For heavens sake, “It doesn't matter how beautiful your theory is, it doesn't matter how smart you are. If it doesn't agree with experiment, it's wrong!” - Richard P. Feynman

raphi said...

I'm pretty sure Jesus & his Dad were high-fiving each other when they figured out GNG & ketones were advantageous systems to bring together for us meat-machines...especially considering how they loved to see us wonder hungry for days while fighting off other animals!

P1 said...

I was looking at the NHANES III data, which showed that A1C < 5 increased mortality. BUT, what was really interesting was that in the groups with AIC in the 4s the standard deviation of the population exploded. In other words, some people who had A1C of 4.5 lived much longer and some people with A1C had much higher mortality.

That made me think these were actually different populations entirely, and they were improperly grouped together. Maybe the higher mortality groups were injecting insulin, or had other disease conditions. I've always wanted to understand the reasons for that data.

Unknown said...

P1 excellent point. Glucose changes the optics in the brain. You lose the ability of harness polarized light carried on your electrons that get released to your now glycated brain tissue. Non native EMF exposure raises your perceived need for glucose as laid out in my EMF 4 blog post. There grouping in these charts underscores that these people actually represent different populations entirely. One has optimal optic transmission in their brain and the other does not. Here you see the effect of chromophores in the brain.
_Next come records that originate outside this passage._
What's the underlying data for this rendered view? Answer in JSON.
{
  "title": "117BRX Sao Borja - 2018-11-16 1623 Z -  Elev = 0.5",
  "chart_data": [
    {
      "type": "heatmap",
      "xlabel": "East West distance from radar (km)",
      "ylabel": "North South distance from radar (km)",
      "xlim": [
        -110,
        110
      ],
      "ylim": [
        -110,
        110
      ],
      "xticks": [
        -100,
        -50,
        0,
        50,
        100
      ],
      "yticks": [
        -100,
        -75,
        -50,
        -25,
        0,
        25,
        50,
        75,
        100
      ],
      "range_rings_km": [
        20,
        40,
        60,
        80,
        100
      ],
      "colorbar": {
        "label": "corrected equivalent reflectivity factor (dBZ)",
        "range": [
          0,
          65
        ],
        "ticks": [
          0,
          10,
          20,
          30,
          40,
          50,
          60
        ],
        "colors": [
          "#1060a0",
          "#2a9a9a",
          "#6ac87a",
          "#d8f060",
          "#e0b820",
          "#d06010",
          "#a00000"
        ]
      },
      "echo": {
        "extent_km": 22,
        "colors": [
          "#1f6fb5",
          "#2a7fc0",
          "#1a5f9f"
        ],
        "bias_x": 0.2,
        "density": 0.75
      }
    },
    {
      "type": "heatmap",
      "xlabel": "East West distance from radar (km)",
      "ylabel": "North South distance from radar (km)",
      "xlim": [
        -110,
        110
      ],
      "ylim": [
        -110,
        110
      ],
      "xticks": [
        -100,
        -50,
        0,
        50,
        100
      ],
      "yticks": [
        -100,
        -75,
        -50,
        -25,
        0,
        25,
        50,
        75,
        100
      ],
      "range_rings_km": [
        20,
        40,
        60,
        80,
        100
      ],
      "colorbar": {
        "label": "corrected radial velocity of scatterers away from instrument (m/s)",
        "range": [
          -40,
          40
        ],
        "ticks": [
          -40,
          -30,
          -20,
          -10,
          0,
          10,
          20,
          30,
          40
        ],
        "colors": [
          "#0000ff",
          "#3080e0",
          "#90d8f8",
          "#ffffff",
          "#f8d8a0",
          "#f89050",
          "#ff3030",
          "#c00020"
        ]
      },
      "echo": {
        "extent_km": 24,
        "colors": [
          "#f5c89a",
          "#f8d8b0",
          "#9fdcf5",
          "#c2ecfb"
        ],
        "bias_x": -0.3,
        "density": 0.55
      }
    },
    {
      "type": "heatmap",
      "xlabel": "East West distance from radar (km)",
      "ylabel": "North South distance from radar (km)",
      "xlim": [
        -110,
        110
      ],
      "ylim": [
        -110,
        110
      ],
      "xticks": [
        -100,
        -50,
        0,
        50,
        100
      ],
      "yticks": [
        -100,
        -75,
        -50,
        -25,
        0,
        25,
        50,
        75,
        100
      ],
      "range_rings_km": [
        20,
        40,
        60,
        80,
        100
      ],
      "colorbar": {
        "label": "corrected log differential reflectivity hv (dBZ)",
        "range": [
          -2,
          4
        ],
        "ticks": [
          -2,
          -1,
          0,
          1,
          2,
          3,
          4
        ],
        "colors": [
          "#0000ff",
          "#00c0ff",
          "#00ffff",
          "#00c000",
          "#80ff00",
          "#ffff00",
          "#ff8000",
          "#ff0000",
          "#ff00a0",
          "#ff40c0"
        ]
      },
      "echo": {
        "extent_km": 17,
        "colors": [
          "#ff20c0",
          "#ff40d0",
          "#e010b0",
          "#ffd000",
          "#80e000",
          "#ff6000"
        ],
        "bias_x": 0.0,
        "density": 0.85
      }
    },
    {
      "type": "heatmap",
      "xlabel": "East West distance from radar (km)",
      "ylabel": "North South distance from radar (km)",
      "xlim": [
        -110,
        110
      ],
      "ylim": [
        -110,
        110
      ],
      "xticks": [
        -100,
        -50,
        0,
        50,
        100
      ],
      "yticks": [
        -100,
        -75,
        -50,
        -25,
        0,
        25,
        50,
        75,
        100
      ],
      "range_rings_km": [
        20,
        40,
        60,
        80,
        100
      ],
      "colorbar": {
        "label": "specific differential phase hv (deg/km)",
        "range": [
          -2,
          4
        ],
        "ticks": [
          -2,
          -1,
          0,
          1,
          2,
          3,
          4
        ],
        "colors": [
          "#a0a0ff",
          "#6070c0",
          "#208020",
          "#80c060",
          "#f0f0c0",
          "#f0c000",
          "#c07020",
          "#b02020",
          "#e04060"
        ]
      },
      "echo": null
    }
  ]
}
No one seems to see what I see in these charts. This explains how HbA1c ties to Vitamin A and D cycles in the brain. Vitamin A and D cycle link to RXR receptors which directly tie to DHA. It is clear with my view point that they were improperly grouped together in the data and the most important link to longevity was buried.

js290 said...

Liphophobia is a faith based proposition. With fatty acids being a better source of ATP than glucose, Nature as a liphophiliac should at least be the null hypothesis. This is what natural selection tells us.

Not sure how they can decouple the actions of L-carnitine from palmitate. Be wary of any "scientist" trying to decouple coupled systems.